Chapitre 26
En plus de sa propre témérité, à ne pas rentrer immédiatement à l'hôtel après avoir récupéré le téléphone des Détectives, c'était en partie à cause de Chuuya et de la course poursuite qu'il avait lancée si elle s'était blessée à la jambe.
Mais, d'un autre côté, il l'avait soignée, et n'était d'ailleurs même pas au courant que leur fugitif et Yui ne formaient qu'un.
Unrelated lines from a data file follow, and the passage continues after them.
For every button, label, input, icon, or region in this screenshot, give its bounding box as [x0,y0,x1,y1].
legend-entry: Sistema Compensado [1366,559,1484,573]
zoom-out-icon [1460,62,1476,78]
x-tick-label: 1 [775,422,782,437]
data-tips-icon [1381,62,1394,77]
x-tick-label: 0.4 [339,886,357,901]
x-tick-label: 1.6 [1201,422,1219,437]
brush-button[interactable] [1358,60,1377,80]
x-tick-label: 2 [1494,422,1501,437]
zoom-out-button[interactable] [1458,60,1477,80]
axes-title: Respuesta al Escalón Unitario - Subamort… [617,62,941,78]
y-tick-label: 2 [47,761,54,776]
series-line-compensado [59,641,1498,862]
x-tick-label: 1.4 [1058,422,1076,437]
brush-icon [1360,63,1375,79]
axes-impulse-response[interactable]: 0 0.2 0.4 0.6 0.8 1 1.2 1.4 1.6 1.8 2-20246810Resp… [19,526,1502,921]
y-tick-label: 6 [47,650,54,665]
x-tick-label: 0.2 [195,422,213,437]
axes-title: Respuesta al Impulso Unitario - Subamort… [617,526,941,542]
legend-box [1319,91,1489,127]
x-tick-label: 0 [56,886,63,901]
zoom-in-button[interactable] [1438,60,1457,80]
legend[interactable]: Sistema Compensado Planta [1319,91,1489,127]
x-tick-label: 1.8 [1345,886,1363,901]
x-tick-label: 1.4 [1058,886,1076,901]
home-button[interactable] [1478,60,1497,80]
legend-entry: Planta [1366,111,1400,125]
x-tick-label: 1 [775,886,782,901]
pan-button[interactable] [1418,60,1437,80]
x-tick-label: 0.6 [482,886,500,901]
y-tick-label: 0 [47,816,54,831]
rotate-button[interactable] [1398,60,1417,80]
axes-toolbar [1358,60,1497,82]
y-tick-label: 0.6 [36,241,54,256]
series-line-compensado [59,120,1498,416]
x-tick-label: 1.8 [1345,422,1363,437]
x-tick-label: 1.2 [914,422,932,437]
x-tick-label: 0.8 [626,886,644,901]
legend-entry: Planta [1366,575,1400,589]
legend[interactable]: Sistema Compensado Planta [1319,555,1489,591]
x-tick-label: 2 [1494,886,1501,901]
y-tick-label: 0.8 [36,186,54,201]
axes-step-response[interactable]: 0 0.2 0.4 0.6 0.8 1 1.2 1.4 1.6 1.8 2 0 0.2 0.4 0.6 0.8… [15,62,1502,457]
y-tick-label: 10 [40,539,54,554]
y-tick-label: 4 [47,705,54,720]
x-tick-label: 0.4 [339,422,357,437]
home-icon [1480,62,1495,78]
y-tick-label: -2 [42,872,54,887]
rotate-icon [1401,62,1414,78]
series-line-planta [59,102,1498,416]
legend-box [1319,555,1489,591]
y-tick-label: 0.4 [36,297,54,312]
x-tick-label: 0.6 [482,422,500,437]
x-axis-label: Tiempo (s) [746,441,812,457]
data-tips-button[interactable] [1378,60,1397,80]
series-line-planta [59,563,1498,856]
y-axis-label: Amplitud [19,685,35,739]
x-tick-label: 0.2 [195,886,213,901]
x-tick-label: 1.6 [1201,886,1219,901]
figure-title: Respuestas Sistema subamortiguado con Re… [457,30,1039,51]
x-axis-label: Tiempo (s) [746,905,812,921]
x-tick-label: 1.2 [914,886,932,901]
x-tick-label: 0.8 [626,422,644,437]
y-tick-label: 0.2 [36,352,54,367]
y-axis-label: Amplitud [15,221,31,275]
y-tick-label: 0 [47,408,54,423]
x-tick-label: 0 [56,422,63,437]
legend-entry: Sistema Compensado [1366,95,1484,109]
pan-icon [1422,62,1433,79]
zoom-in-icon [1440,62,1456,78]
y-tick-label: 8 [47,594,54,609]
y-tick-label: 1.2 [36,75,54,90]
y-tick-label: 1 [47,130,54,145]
Cela rattrapait-il les choses à ses "yeux"? Elle ne savait pas vraiment, si elle devait être honnête.
Tout comme elle ne savait pas comment Chuuya, aussi gentil et courtois avait-il été avec elle en tant qu'alliée, dans la voiture, réagirait s'il apprenait que la fuyarde dotée d'une capacité inconnue n'était autre qu'elle-même.
La Mafia, malgré son honneur à défendre et ses principes exacerbés, serait-elle prête à rompre le contrat seulement pour mettre une main définitive et totale sur son pouvoir? Elle était certaine que rien ne pouvait la relier à la personne que ses futurs associés traquaient à présent, à part cette blessure somme toute banale, mais il fallait qu'elle reste prudente.
Elle ne savait jamais de quoi la tant redoutée Mafia Portuaire était réellement capable. Elle avait quelques idées, bien entendu, mais elle ne savait pas jusqu'à quel point ils seraient prêts à aller juste pour mettre la main sur sa capacité.
C'était en partie pour cette raison qu'elle avait suggéré la clause principale, celle de "mise à disposition mutuelle des ressources communes".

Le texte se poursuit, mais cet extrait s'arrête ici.